Facebook and many other major tech companies and consumer advocacy groups teamed up this week to urge the Senate to pass a bill that would reform online communication privacy.
The group of organizations wrote a letter to Senator Chuck Grassley (R-Iowa), the chairman of the Senate Judiciary Committee, voicing support for the Email Privacy Act that recently passed through the House of Representatives by a vote of 419-0. The bill would close a loophole in the 1986 Electronic Communications Privacy Act that lets government agents demand emails with only a civil subpoena instead of a warrant if the email is more than 180 days old.
Of course, a bill written in 1986 that deals with the Internet badly needed an update — thus the unanimous vote. However, Facebook and the other groups that wrote the letter emphasized that the reforms in the bill do not go far enough to protect users’ privacy from the government.

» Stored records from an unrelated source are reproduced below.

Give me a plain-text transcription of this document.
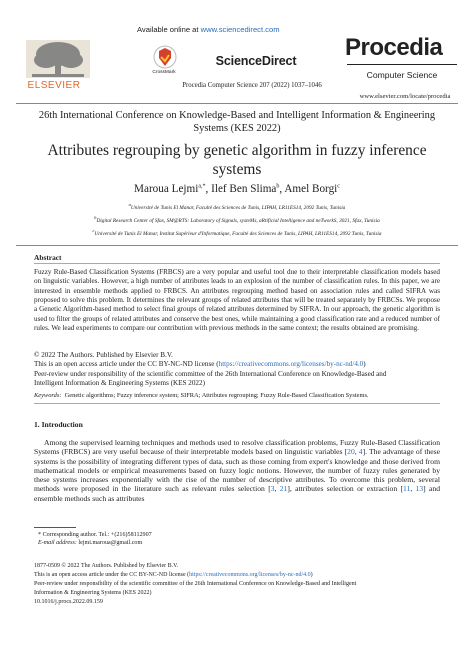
Available online at www.sciencedirect.com
ELSEVIER
CrossMark
ScienceDirect
Procedia Computer Science 207 (2022) 1037–1046
Procedia
Computer Science
www.elsevier.com/locate/procedia
26th International Conference on Knowledge-Based and Intelligent Information & Engineering
Systems (KES 2022)
Attributes regrouping by genetic algorithm in fuzzy inference
systems
Maroua Lejmi$^{a,*}$, Ilef Ben Slima$^b$, Amel Borgi$^c$
$^a$Université de Tunis El Manar, Faculté des Sciences de Tunis, LIPAH, LR11ES14, 2092 Tunis, Tunisia
$^b$Digital Research Center of Sfax, SM@RTS: Laboratory of Signals, systeMs, aRtificial Intelligence and neTworkS, 3021, Sfax, Tunisia
$^c$Université de Tunis El Manar, Institut Supérieur d'Informatique, Faculté des Sciences de Tunis, LIPAH, LR11ES14, 2092 Tunis, Tunisia
Abstract
Fuzzy Rule-Based Classification Systems (FRBCS) are a very popular and useful tool due to their interpretable classification models based on linguistic variables. However, a high number of attributes leads to an explosion of the number of classification rules. In this paper, we are interested in ensemble methods applied to FRBCS. An attributes regrouping method based on association rules and called SIFRA was proposed to solve this problem. It determines the relevant groups of related attributes that will be treated separately by FRBCSs. We propose a Genetic Algorithm-based method to select final groups of related attributes determined by SIFRA. In our approach, the genetic algorithm is used to filter the groups of related attributes and conserve the best ones, while maintaining a good classification rate and a reduced number of rules. We lead experiments to compare our contribution with previous methods in the same context; the results obtained are promising.
© 2022 The Authors. Published by Elsevier B.V.
This is an open access article under the CC BY-NC-ND license (https://creativecommons.org/licenses/by-nc-nd/4.0)
Peer-review under responsibility of the scientific committee of the 26th International Conference on Knowledge-Based and
Intelligent Information & Engineering Systems (KES 2022)
Keywords: Genetic algorithms; Fuzzy inference system; SIFRA; Attributes regrouping; Fuzzy Rule-Based Classification Systems.
1. Introduction
Among the supervised learning techniques and methods used to resolve classification problems, Fuzzy Rule-Based Classification Systems (FRBCS) are very useful because of their interpretable models based on linguistic variables [20, 4]. The advantage of these systems is the possibility of integrating different types of data, such as those coming from expert's knowledge and those derived from mathematical models or empirical measurements based on fuzzy logic notions. However, the number of fuzzy rules generated by these systems increases exponentially with the rise of the number of descriptive attributes. To overcome this problem, several methods were proposed in the literature such as relevant rules selection [3, 21], attributes selection or extraction [11, 13] and ensemble methods such as attributes
* Corresponding author. Tel.: +(216)58112907
E-mail address: lejmi.maroua@gmail.com
1877-0509 © 2022 The Authors. Published by Elsevier B.V.
This is an open access article under the CC BY-NC-ND license (https://creativecommons.org/licenses/by-nc-nd/4.0)
Peer-review under responsibility of the scientific committee of the 26th International Conference on Knowledge-Based and Intelligent
Information & Engineering Systems (KES 2022)
10.1016/j.procs.2022.09.159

“The bill passed by the House does not achieve all of the reforms we had hoped for,” the letter said. “Indeed, it removes key provisions of the proposed bill, such as the section requiring notice from the government to the customer when a warrant is served, which are necessary to protect users. However, it does impose a warrant-for-content rule with limited exceptions.”
So while you won’t know if a warrant has been served for your private online info, you can at least rest easy knowing that a warrant was served in the first place. That doesn’t seem like much, but it’s a big step forward for your security.